According to UAB: “Many COVID-convalesced patients remain sick or potentially unable to survive without intensive medical attention and care; but since they are technically not infectious with COVID-19 any longer, they are not factored in the active COVID-19 census. It is important to note that these patients may be experiencing prolonged or severe illness that they would not have experienced had it not been for COVID-19.”

Severe illnesses that can develop from COVID-19

Patients can develop inflammation in the heart and muscle lining.

Signs of kidney problems in patients with COVID-19 include high levels of protein in the urine and abnormal blood work.

Some people who recovered from COVID-19 reported neurological concerns such as headache, dizziness, lingering loss of smell or taste, muscle weakness, nerve damage, and trouble thinking or concentrating — sometimes called “COVID fog” or “brain fog.”

Why is it important?

According to UAB sharing the convalesced number in addition to the current active cases provides a better look at the impact of COVID-19 on those most affected by the virus and the hospital resources required to care for this patient population. During the current surge, many hospitals are faced with limited bed capacity, and making the public aware of the dire situation while maintaining transparency is paramount.
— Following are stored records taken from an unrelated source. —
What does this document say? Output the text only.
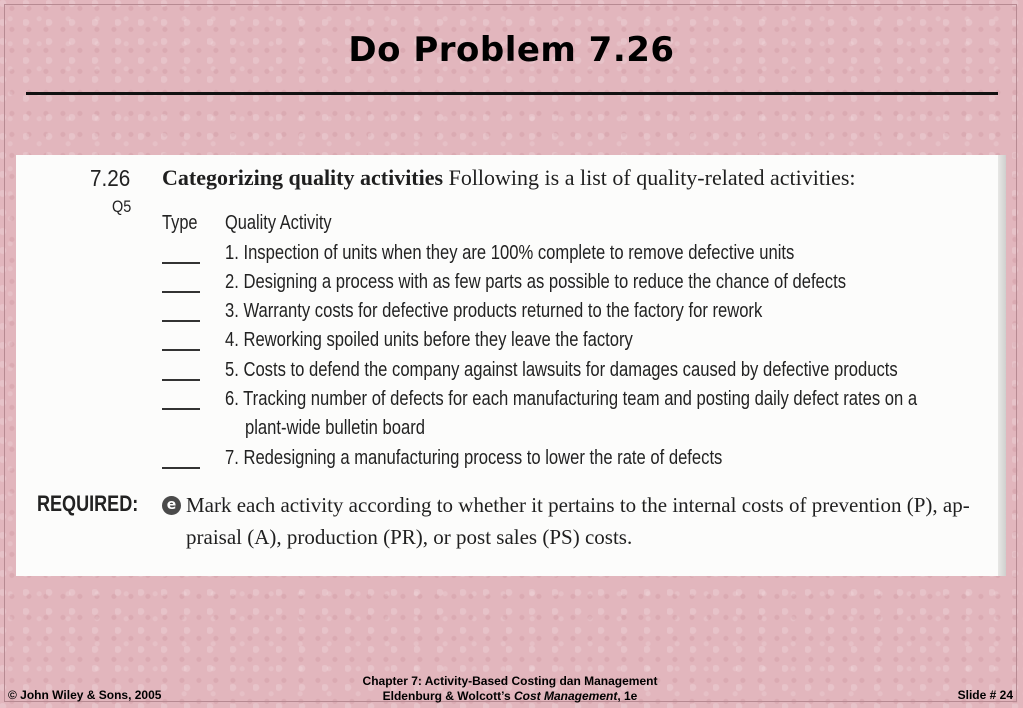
Do Problem 7.26
7.26
Q5
Categorizing quality activities Following is a list of quality-related activities:
Type Quality Activity
1. Inspection of units when they are 100% complete to remove defective units
2. Designing a process with as few parts as possible to reduce the chance of defects
3. Warranty costs for defective products returned to the factory for rework
4. Reworking spoiled units before they leave the factory
5. Costs to defend the company against lawsuits for damages caused by defective products
6. Tracking number of defects for each manufacturing team and posting daily defect rates on a
plant-wide bulletin board
7. Redesigning a manufacturing process to lower the rate of defects
REQUIRED:	e Mark each activity according to whether it pertains to the internal costs of prevention (P), ap-
praisal (A), production (PR), or post sales (PS) costs.
© John Wiley & Sons, 2005
Chapter 7: Activity-Based Costing dan Management
Eldenburg & Wolcott’s Cost Management, 1e	Slide # 24
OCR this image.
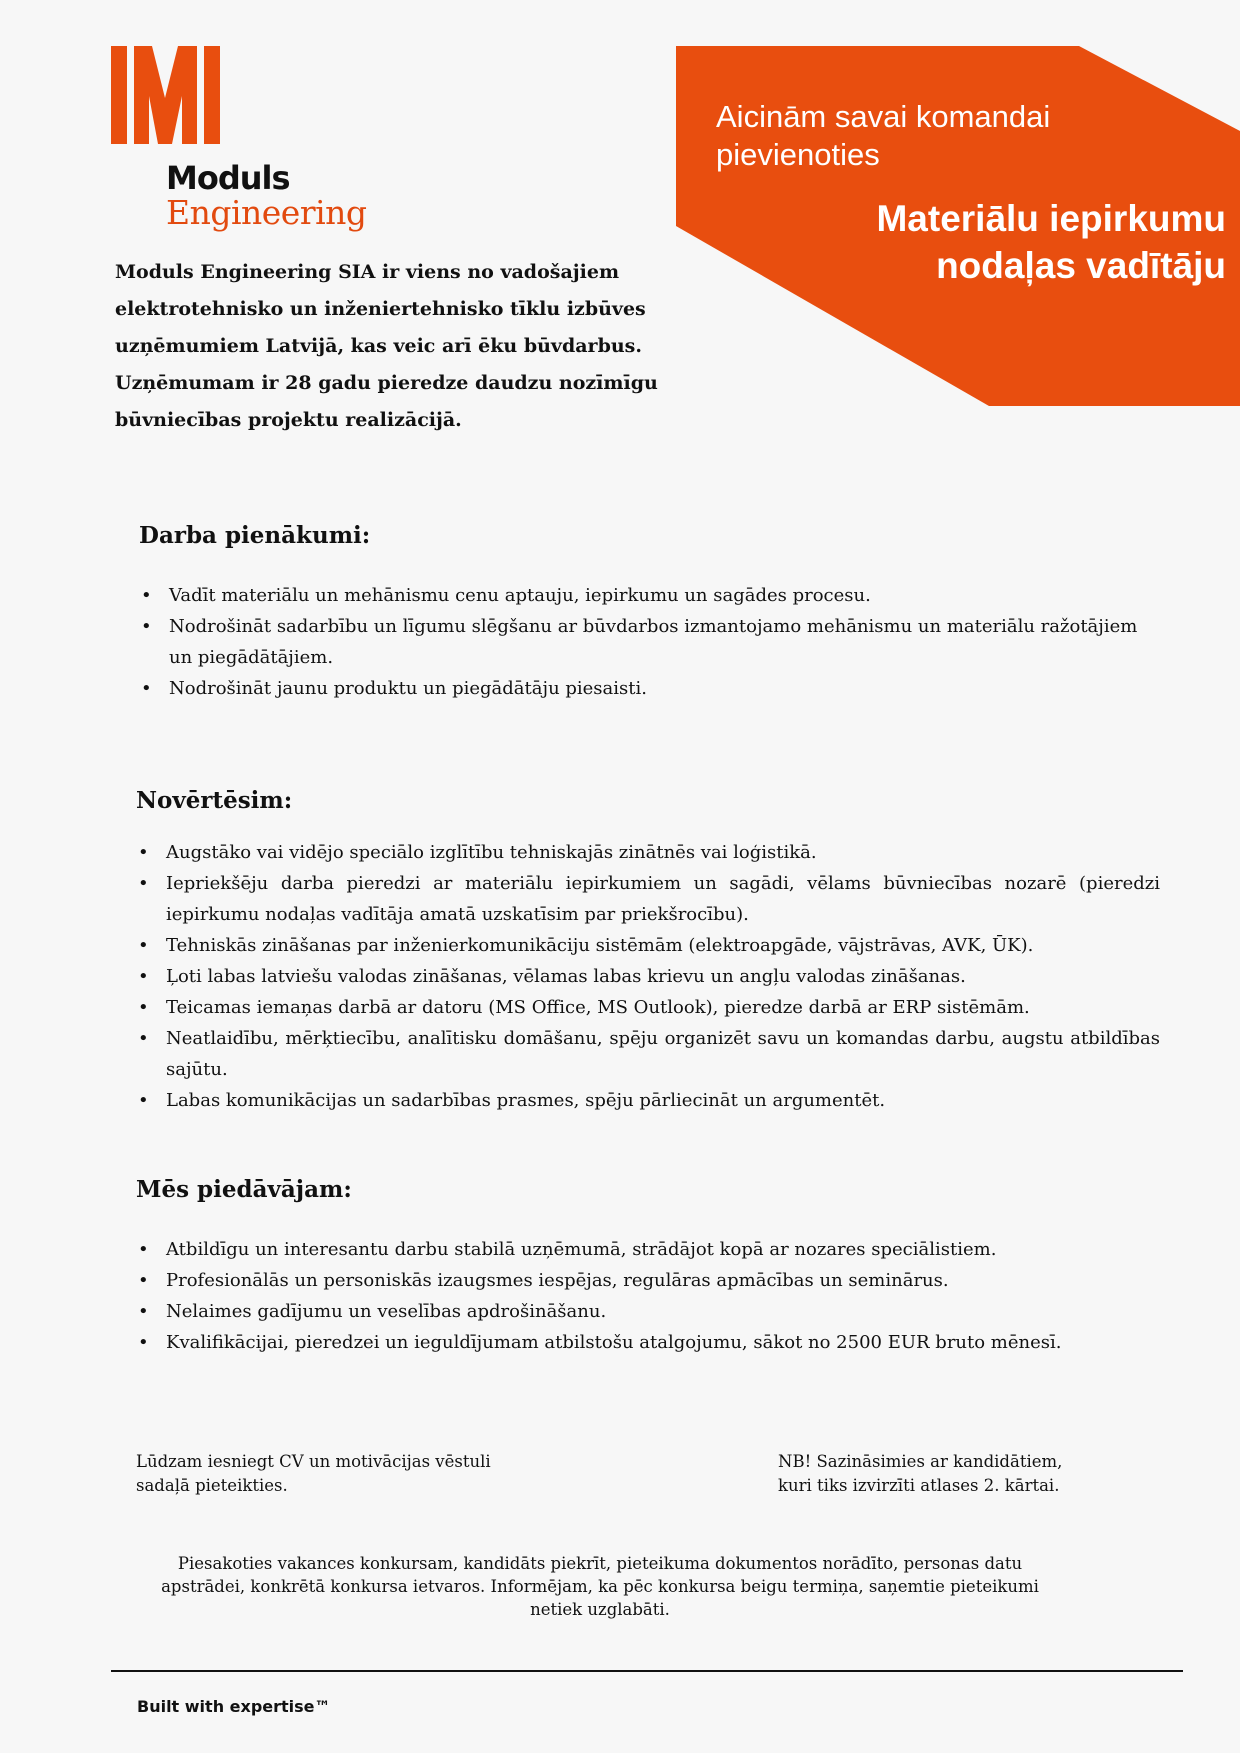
Moduls
Engineering
Aicinām savai komandai pievienoties
Materiālu iepirkumu nodaļas vadītāju
Moduls Engineering SIA ir viens no vadošajiem elektrotehnisko un inženiertehnisko tīklu izbūves uzņēmumiem Latvijā, kas veic arī ēku būvdarbus. Uzņēmumam ir 28 gadu pieredze daudzu nozīmīgu būvniecības projektu realizācijā.
Darba pienākumi:
• Vadīt materiālu un mehānismu cenu aptauju, iepirkumu un sagādes procesu.
• Nodrošināt sadarbību un līgumu slēgšanu ar būvdarbos izmantojamo mehānismu un materiālu ražotājiem un piegādātājiem.
• Nodrošināt jaunu produktu un piegādātāju piesaisti.
Novērtēsim:
• Augstāko vai vidējo speciālo izglītību tehniskajās zinātnēs vai loģistikā.
• Iepriekšēju darba pieredzi ar materiālu iepirkumiem un sagādi, vēlams būvniecības nozarē (pieredzi iepirkumu nodaļas vadītāja amatā uzskatīsim par priekšrocību).
• Tehniskās zināšanas par inženierkomunikāciju sistēmām (elektroapgāde, vājstrāvas, AVK, ŪK).
• Ļoti labas latviešu valodas zināšanas, vēlamas labas krievu un angļu valodas zināšanas.
• Teicamas iemaņas darbā ar datoru (MS Office, MS Outlook), pieredze darbā ar ERP sistēmām.
• Neatlaidību, mērķtiecību, analītisku domāšanu, spēju organizēt savu un komandas darbu, augstu atbildības sajūtu.
• Labas komunikācijas un sadarbības prasmes, spēju pārliecināt un argumentēt.
Mēs piedāvājam:
• Atbildīgu un interesantu darbu stabilā uzņēmumā, strādājot kopā ar nozares speciālistiem.
• Profesionālās un personiskās izaugsmes iespējas, regulāras apmācības un seminārus.
• Nelaimes gadījumu un veselības apdrošināšanu.
• Kvalifikācijai, pieredzei un ieguldījumam atbilstošu atalgojumu, sākot no 2500 EUR bruto mēnesī.
Lūdzam iesniegt CV un motivācijas vēstuli
sadaļā pieteikties.
NB! Sazināsimies ar kandidātiem,
kuri tiks izvirzīti atlases 2. kārtai.
Piesakoties vakances konkursam, kandidāts piekrīt, pieteikuma dokumentos norādīto, personas datu
apstrādei, konkrētā konkursa ietvaros. Informējam, ka pēc konkursa beigu termiņa, saņemtie pieteikumi
netiek uzglabāti.
Built with expertise™
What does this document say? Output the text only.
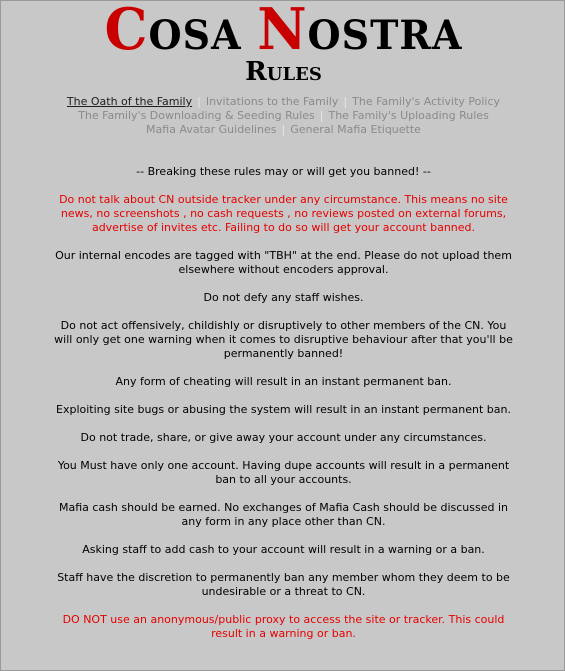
COSA NOSTRA
Rules
The Oath of the Family | Invitations to the Family | The Family's Activity Policy
The Family's Downloading & Seeding Rules | The Family's Uploading Rules
Mafia Avatar Guidelines | General Mafia Etiquette

-- Breaking these rules may or will get you banned! --

Do not talk about CN outside tracker under any circumstance. This means no site news, no screenshots , no cash requests , no reviews posted on external forums, advertise of invites etc. Failing to do so will get your account banned.

Our internal encodes are tagged with "TBH" at the end. Please do not upload them elsewhere without encoders approval.

Do not defy any staff wishes.

Do not act offensively, childishly or disruptively to other members of the CN. You will only get one warning when it comes to disruptive behaviour after that you'll be permanently banned!

Any form of cheating will result in an instant permanent ban.

Exploiting site bugs or abusing the system will result in an instant permanent ban.

Do not trade, share, or give away your account under any circumstances.

You Must have only one account. Having dupe accounts will result in a permanent ban to all your accounts.

Mafia cash should be earned. No exchanges of Mafia Cash should be discussed in any form in any place other than CN.

Asking staff to add cash to your account will result in a warning or a ban.

Staff have the discretion to permanently ban any member whom they deem to be undesirable or a threat to CN.

DO NOT use an anonymous/public proxy to access the site or tracker. This could result in a warning or ban.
“Our biggest fear is not being able to treat patients presenting to us for care,” said Vice President of Clinical Support Services at UAB Medicine Sarah Nafziger, M.D. “We are in health care because we like caring for sick people and want to be there for them. Our biggest concern is that demand for our resources outstrips our capacity. We are very concerned that we will not have enough resources to care for the patients presenting to us for care, and that is not just for COVID-19 care.”